Students will enter a time of reviewing their work and then begin the next phase by entering a think tank to create ways to meet the needs of our community. Each year, they bring proposals to local elected officials for feedback on their ideas and suggestions on ways to make good things happen. We are building a community garden and providing food through a backpack program for children and families.
We’re blessed to be part of a community that steps up to help meet needs of others.
At the end of each month, (or beginning), I review my yearly goals and spend some time reflecting on how I’m doing in living the life I want to live ~ a way of becoming my own accountability partner and having frequent check-ins to evaluate my progress. I’m still in the process of revising some of my goals as I encounter successes…..and setbacks. New goals have asterisks for the month of November, when I will report on them in a few weeks. For the month of October, here’s my goal reflection:
Category
Goals
My Progress
Literature
Read for Sarah Donovan’s Book Group
Send out Postcards
Blog Daily
I participated in the October book discussion with Sarah’s reading group for Reader, Come Home: The Reading Brain in a Digital World. I’ll participate in the book discussion for Assessment 3.0 this month. Time for reading has been scarce lately, but Audible is a good way to try to keep up the pace when all I can do is multi-task.
I sent no postcards this month.
I continue to blog daily, and the daily writing and reflecting is a wonderful habit for me. I don’t feel complete without some form of daily writing, and the blog is a way of continuing the habit.

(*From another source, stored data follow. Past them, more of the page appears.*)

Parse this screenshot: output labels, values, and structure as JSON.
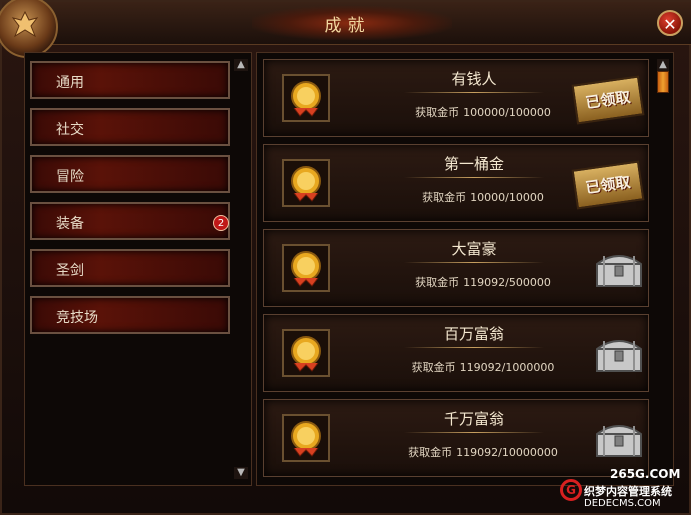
{
  "window": {
    "title": "成就",
    "close_icon": "close-icon"
  },
  "nav": {
    "items": [
      {
        "label": "通用"
      },
      {
        "label": "社交"
      },
      {
        "label": "冒险"
      },
      {
        "label": "装备",
        "badge": "2"
      },
      {
        "label": "圣剑"
      },
      {
        "label": "竞技场"
      }
    ]
  },
  "achievements": [
    {
      "title": "有钱人",
      "progress_label": "获取金币",
      "progress": "100000/100000",
      "status": "已领取"
    },
    {
      "title": "第一桶金",
      "progress_label": "获取金币",
      "progress": "10000/10000",
      "status": "已领取"
    },
    {
      "title": "大富豪",
      "progress_label": "获取金币",
      "progress": "119092/500000",
      "status": "chest"
    },
    {
      "title": "百万富翁",
      "progress_label": "获取金币",
      "progress": "119092/1000000",
      "status": "chest"
    },
    {
      "title": "千万富翁",
      "progress_label": "获取金币",
      "progress": "119092/10000000",
      "status": "chest"
    }
  ],
  "watermark": {
    "site": "265G.COM",
    "cms": "织梦内容管理系统",
    "domain": "DEDECMS.COM",
    "logo_letter": "G"
  }
}
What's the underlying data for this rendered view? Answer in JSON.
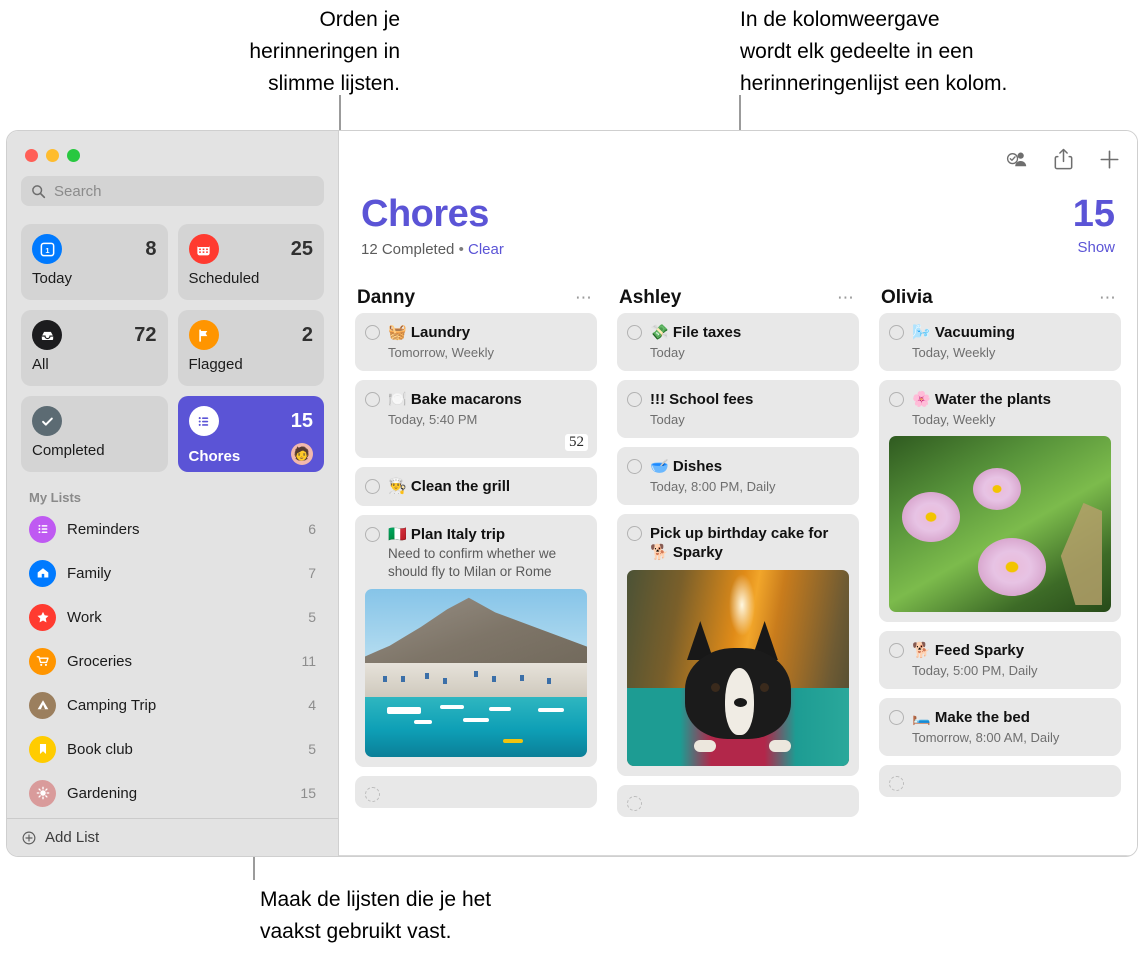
{
  "callouts": {
    "top_left": "Orden je\nherinneringen in\nslimme lijsten.",
    "top_right": "In de kolomweergave\nwordt elk gedeelte in een\nherinneringenlijst een kolom.",
    "bottom": "Maak de lijsten die je het\nvaakst gebruikt vast."
  },
  "colors": {
    "accent": "#5b54d6",
    "sidebar_bg": "#e3e3e3",
    "card_bg": "#e8e8e8"
  },
  "sidebar": {
    "search": {
      "placeholder": "Search"
    },
    "smart_lists": [
      {
        "label": "Today",
        "count": "8",
        "icon": "calendar-day-icon",
        "icon_bg": "#007aff",
        "active": false
      },
      {
        "label": "Scheduled",
        "count": "25",
        "icon": "calendar-icon",
        "icon_bg": "#ff3b30",
        "active": false
      },
      {
        "label": "All",
        "count": "72",
        "icon": "inbox-icon",
        "icon_bg": "#1c1c1e",
        "active": false
      },
      {
        "label": "Flagged",
        "count": "2",
        "icon": "flag-icon",
        "icon_bg": "#ff9500",
        "active": false
      },
      {
        "label": "Completed",
        "count": "",
        "icon": "checkmark-icon",
        "icon_bg": "#5c6b73",
        "active": false
      },
      {
        "label": "Chores",
        "count": "15",
        "icon": "list-bullet-icon",
        "icon_bg": "#ffffff",
        "active": true,
        "avatar": "avatar-icon"
      }
    ],
    "my_lists_header": "My Lists",
    "lists": [
      {
        "label": "Reminders",
        "count": "6",
        "icon": "list-bullet-icon",
        "icon_bg": "#bf5af2"
      },
      {
        "label": "Family",
        "count": "7",
        "icon": "house-icon",
        "icon_bg": "#007aff"
      },
      {
        "label": "Work",
        "count": "5",
        "icon": "star-icon",
        "icon_bg": "#ff3b30"
      },
      {
        "label": "Groceries",
        "count": "11",
        "icon": "cart-icon",
        "icon_bg": "#ff9500"
      },
      {
        "label": "Camping Trip",
        "count": "4",
        "icon": "tent-icon",
        "icon_bg": "#9b7f5e"
      },
      {
        "label": "Book club",
        "count": "5",
        "icon": "bookmark-icon",
        "icon_bg": "#ffcc00"
      },
      {
        "label": "Gardening",
        "count": "15",
        "icon": "sun-icon",
        "icon_bg": "#d99b9b"
      }
    ],
    "add_list_label": "Add List"
  },
  "main": {
    "toolbar": [
      {
        "name": "share-people-icon"
      },
      {
        "name": "share-icon"
      },
      {
        "name": "add-icon"
      }
    ],
    "title": "Chores",
    "completed_text": "12 Completed",
    "separator": "•",
    "clear_label": "Clear",
    "count": "15",
    "show_label": "Show",
    "columns": [
      {
        "title": "Danny",
        "more": "⋯",
        "items": [
          {
            "emoji": "🧺",
            "title": "Laundry",
            "sub": "Tomorrow, Weekly"
          },
          {
            "emoji": "🍽️",
            "title": "Bake macarons",
            "sub": "Today, 5:40 PM",
            "badge": "52"
          },
          {
            "emoji": "👨‍🍳",
            "title": "Clean the grill",
            "sub": ""
          },
          {
            "emoji": "🇮🇹",
            "title": "Plan Italy trip",
            "note": "Need to confirm whether we should fly to Milan or Rome",
            "photo": "italy"
          },
          {
            "empty": true
          }
        ]
      },
      {
        "title": "Ashley",
        "more": "⋯",
        "items": [
          {
            "emoji": "💸",
            "title": "File taxes",
            "sub": "Today"
          },
          {
            "emoji": "",
            "title": "!!! School fees",
            "sub": "Today"
          },
          {
            "emoji": "🥣",
            "title": "Dishes",
            "sub": "Today, 8:00 PM, Daily"
          },
          {
            "emoji": "",
            "title": "Pick up birthday cake for 🐕 Sparky",
            "photo": "dog"
          },
          {
            "empty": true
          }
        ]
      },
      {
        "title": "Olivia",
        "more": "⋯",
        "items": [
          {
            "emoji": "🌬️",
            "title": "Vacuuming",
            "sub": "Today, Weekly"
          },
          {
            "emoji": "🌸",
            "title": "Water the plants",
            "sub": "Today, Weekly",
            "photo": "flowers"
          },
          {
            "emoji": "🐕",
            "title": "Feed Sparky",
            "sub": "Today, 5:00 PM, Daily"
          },
          {
            "emoji": "🛏️",
            "title": "Make the bed",
            "sub": "Tomorrow, 8:00 AM, Daily"
          },
          {
            "empty": true
          }
        ]
      }
    ]
  }
}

I had a Zoom meeting with Ruth Ayers of Choice Literacy about writing for her website. I look forward to spending some time writing about local literacy events.
Creativity
*Decorate for fall
*Create Shutterfly Route 66
I created a surprise ducking of our office. I used tiny ducks left over from my brother in law’s birthday ducking and put them to use in the office, even adding Halloween ducks to the lineup.

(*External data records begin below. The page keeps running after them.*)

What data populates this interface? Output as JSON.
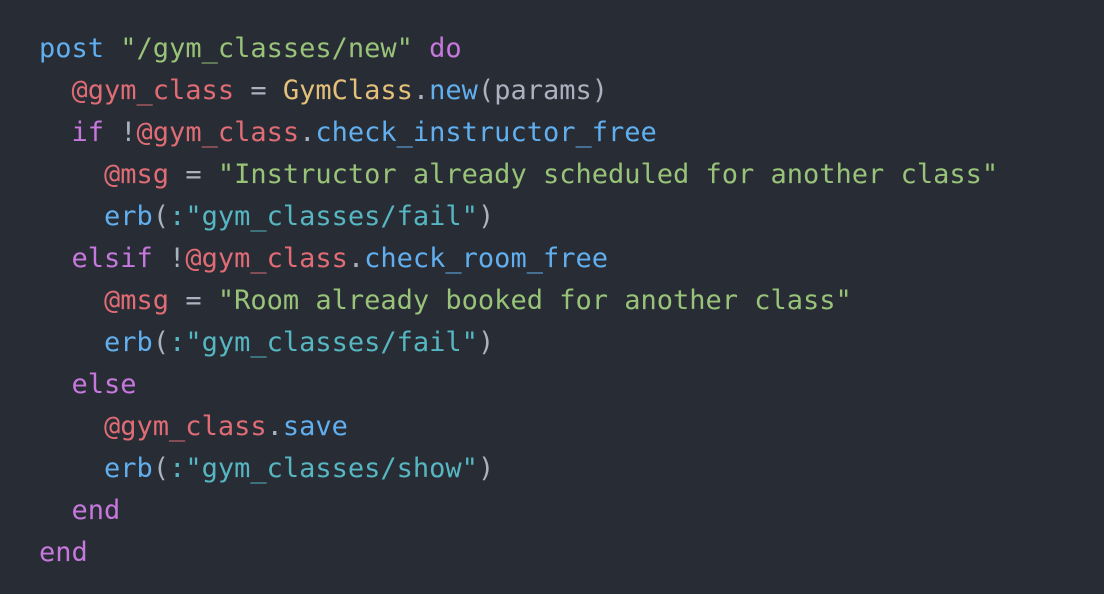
{
  "colors": {
    "background": "#282c34",
    "keyword": "#c678dd",
    "method": "#61afef",
    "instance_variable": "#e06c75",
    "class": "#e5c07b",
    "string": "#98c379",
    "symbol": "#56b6c2",
    "punctuation": "#abb2bf"
  },
  "code": {
    "language": "ruby",
    "lines": [
      {
        "tokens": [
          {
            "type": "method",
            "text": "post"
          },
          {
            "type": "plain",
            "text": " "
          },
          {
            "type": "string",
            "text": "\"/gym_classes/new\""
          },
          {
            "type": "plain",
            "text": " "
          },
          {
            "type": "keyword",
            "text": "do"
          }
        ]
      },
      {
        "tokens": [
          {
            "type": "plain",
            "text": "  "
          },
          {
            "type": "ivar",
            "text": "@gym_class"
          },
          {
            "type": "punct",
            "text": " = "
          },
          {
            "type": "class",
            "text": "GymClass"
          },
          {
            "type": "punct",
            "text": "."
          },
          {
            "type": "method",
            "text": "new"
          },
          {
            "type": "punct",
            "text": "(params)"
          }
        ]
      },
      {
        "tokens": [
          {
            "type": "plain",
            "text": "  "
          },
          {
            "type": "keyword",
            "text": "if"
          },
          {
            "type": "punct",
            "text": " !"
          },
          {
            "type": "ivar",
            "text": "@gym_class"
          },
          {
            "type": "punct",
            "text": "."
          },
          {
            "type": "method",
            "text": "check_instructor_free"
          }
        ]
      },
      {
        "tokens": [
          {
            "type": "plain",
            "text": "    "
          },
          {
            "type": "ivar",
            "text": "@msg"
          },
          {
            "type": "punct",
            "text": " = "
          },
          {
            "type": "string",
            "text": "\"Instructor already scheduled for another class\""
          }
        ]
      },
      {
        "tokens": [
          {
            "type": "plain",
            "text": "    "
          },
          {
            "type": "method",
            "text": "erb"
          },
          {
            "type": "punct",
            "text": "("
          },
          {
            "type": "symbol",
            "text": ":\"gym_classes/fail\""
          },
          {
            "type": "punct",
            "text": ")"
          }
        ]
      },
      {
        "tokens": [
          {
            "type": "plain",
            "text": "  "
          },
          {
            "type": "keyword",
            "text": "elsif"
          },
          {
            "type": "punct",
            "text": " !"
          },
          {
            "type": "ivar",
            "text": "@gym_class"
          },
          {
            "type": "punct",
            "text": "."
          },
          {
            "type": "method",
            "text": "check_room_free"
          }
        ]
      },
      {
        "tokens": [
          {
            "type": "plain",
            "text": "    "
          },
          {
            "type": "ivar",
            "text": "@msg"
          },
          {
            "type": "punct",
            "text": " = "
          },
          {
            "type": "string",
            "text": "\"Room already booked for another class\""
          }
        ]
      },
      {
        "tokens": [
          {
            "type": "plain",
            "text": "    "
          },
          {
            "type": "method",
            "text": "erb"
          },
          {
            "type": "punct",
            "text": "("
          },
          {
            "type": "symbol",
            "text": ":\"gym_classes/fail\""
          },
          {
            "type": "punct",
            "text": ")"
          }
        ]
      },
      {
        "tokens": [
          {
            "type": "plain",
            "text": "  "
          },
          {
            "type": "keyword",
            "text": "else"
          }
        ]
      },
      {
        "tokens": [
          {
            "type": "plain",
            "text": "    "
          },
          {
            "type": "ivar",
            "text": "@gym_class"
          },
          {
            "type": "punct",
            "text": "."
          },
          {
            "type": "method",
            "text": "save"
          }
        ]
      },
      {
        "tokens": [
          {
            "type": "plain",
            "text": "    "
          },
          {
            "type": "method",
            "text": "erb"
          },
          {
            "type": "punct",
            "text": "("
          },
          {
            "type": "symbol",
            "text": ":\"gym_classes/show\""
          },
          {
            "type": "punct",
            "text": ")"
          }
        ]
      },
      {
        "tokens": [
          {
            "type": "plain",
            "text": "  "
          },
          {
            "type": "keyword",
            "text": "end"
          }
        ]
      },
      {
        "tokens": [
          {
            "type": "keyword",
            "text": "end"
          }
        ]
      }
    ]
  }
}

I have been trying to get to Shutterfly since July, so if I haven’t accomplished this goal by the end of October, I may give up on this one. Update: I’m giving up on this goal.
Spirituality
Tune in to church
Pray!
Keep OLW priority
We have been tuning in to church. With Dad preaching every Sunday in October and a few Sundays ahead of that, it makes the church home hunt take a back seat until my childhood church gets a new preacher, since I have the opportunity to hear Dad.

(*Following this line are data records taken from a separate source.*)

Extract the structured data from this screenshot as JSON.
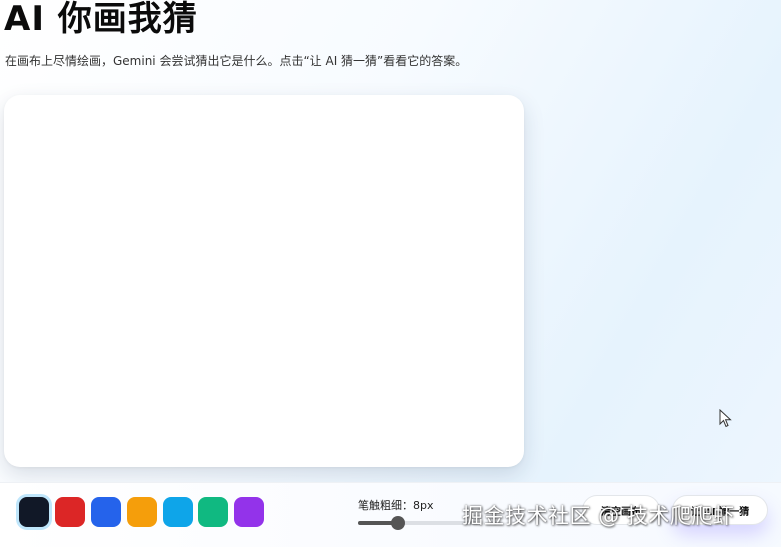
{
  "header": {
    "title": "AI 你画我猜",
    "subtitle": "在画布上尽情绘画，Gemini 会尝试猜出它是什么。点击“让 AI 猜一猜”看看它的答案。"
  },
  "toolbar": {
    "colors": [
      {
        "name": "black",
        "hex": "#111827",
        "selected": true
      },
      {
        "name": "red",
        "hex": "#dc2626",
        "selected": false
      },
      {
        "name": "blue",
        "hex": "#2563eb",
        "selected": false
      },
      {
        "name": "orange",
        "hex": "#f59e0b",
        "selected": false
      },
      {
        "name": "sky",
        "hex": "#0ea5e9",
        "selected": false
      },
      {
        "name": "green",
        "hex": "#10b981",
        "selected": false
      },
      {
        "name": "purple",
        "hex": "#9333ea",
        "selected": false
      }
    ],
    "brush_label": "笔触粗细：8px",
    "brush_level": 0.33,
    "clear_label": "清空画布",
    "guess_label": "让 AI 猜一猜"
  },
  "watermark": "掘金技术社区 @ 技术爬爬虾"
}
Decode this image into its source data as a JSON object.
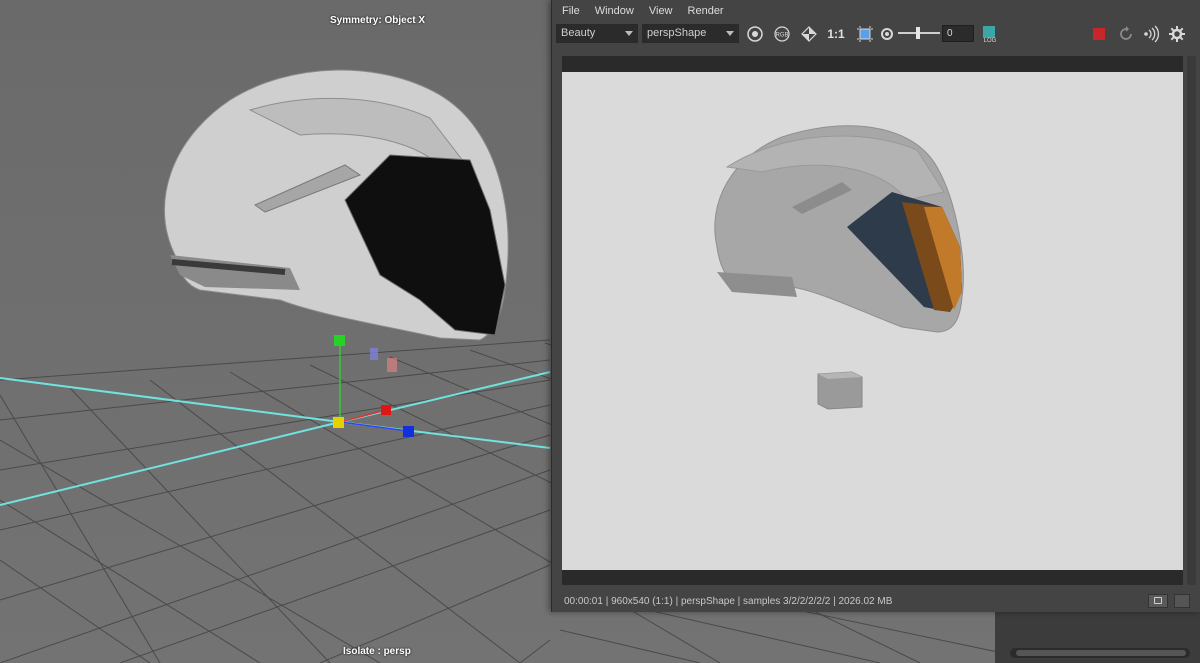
{
  "viewport": {
    "hud_top": "Symmetry: Object X",
    "hud_bottom": "Isolate : persp"
  },
  "render_view": {
    "menu": [
      "File",
      "Window",
      "View",
      "Render"
    ],
    "toolbar": {
      "pass_dropdown": "Beauty",
      "camera_dropdown": "perspShape",
      "icons": [
        "display-circle-icon",
        "rgb-channel-icon",
        "snapshot-region-icon"
      ],
      "ratio_label": "1:1",
      "exposure_value": "0",
      "log_icon": "log-icon",
      "right_icons": [
        "stop-render-icon",
        "refresh-render-icon",
        "ipr-icon",
        "gear-icon"
      ]
    },
    "status": "00:00:01 | 960x540 (1:1) | perspShape  | samples 3/2/2/2/2/2 | 2026.02 MB"
  },
  "colors": {
    "accent_stop": "#c8262a",
    "grid_axis": "#6fe3e0",
    "render_bg": "#dadada"
  }
}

My car is still my prayer chamber for daily prayer, and there’s so much to give thanks for. I continue my conversations with the good Lord each morning and afternoon.
I’m still keeping my OLW my priority: pray!
Reflection
Spend time tracking goals each month
I’m tracking goals, revising, and considering some new categories as I look at my goal table.
Self-Improvement
*Reach top of weight range
This is a setback for me this month. I’ve hit major stress and gained weight, despite joining WW. I need to set a firm date and get the mental mindset that it takes to stay on track. I have work to do. Update: every day, the diet is starting “tomorrow.” I seriously need a good mindset to start back. I’m keeping this goal. I need to get on track. Tomorrow.
Gratitude
Devote blog days to counting blessings
I begin the days this way and end them giving thanks as well.
Experience
Embrace Slow Travel
Focus on the Outdoors
I’ve taken a trip in October to F D R State Park for a Little Guy Southern States Meet Up. We met people who have the same kind of camper we have, and we even signed up for next year’s meet up in Tennessee at Roan Mountain State Park. My brother and his fiancee came for a visit during Fall Break, and it was wonderful having some time together with them.
I’m still focusing on the outdoors with birdwatching adventures and camping. We also built our own fire pit foundation for the fire pit my son gave us for Christmas last year.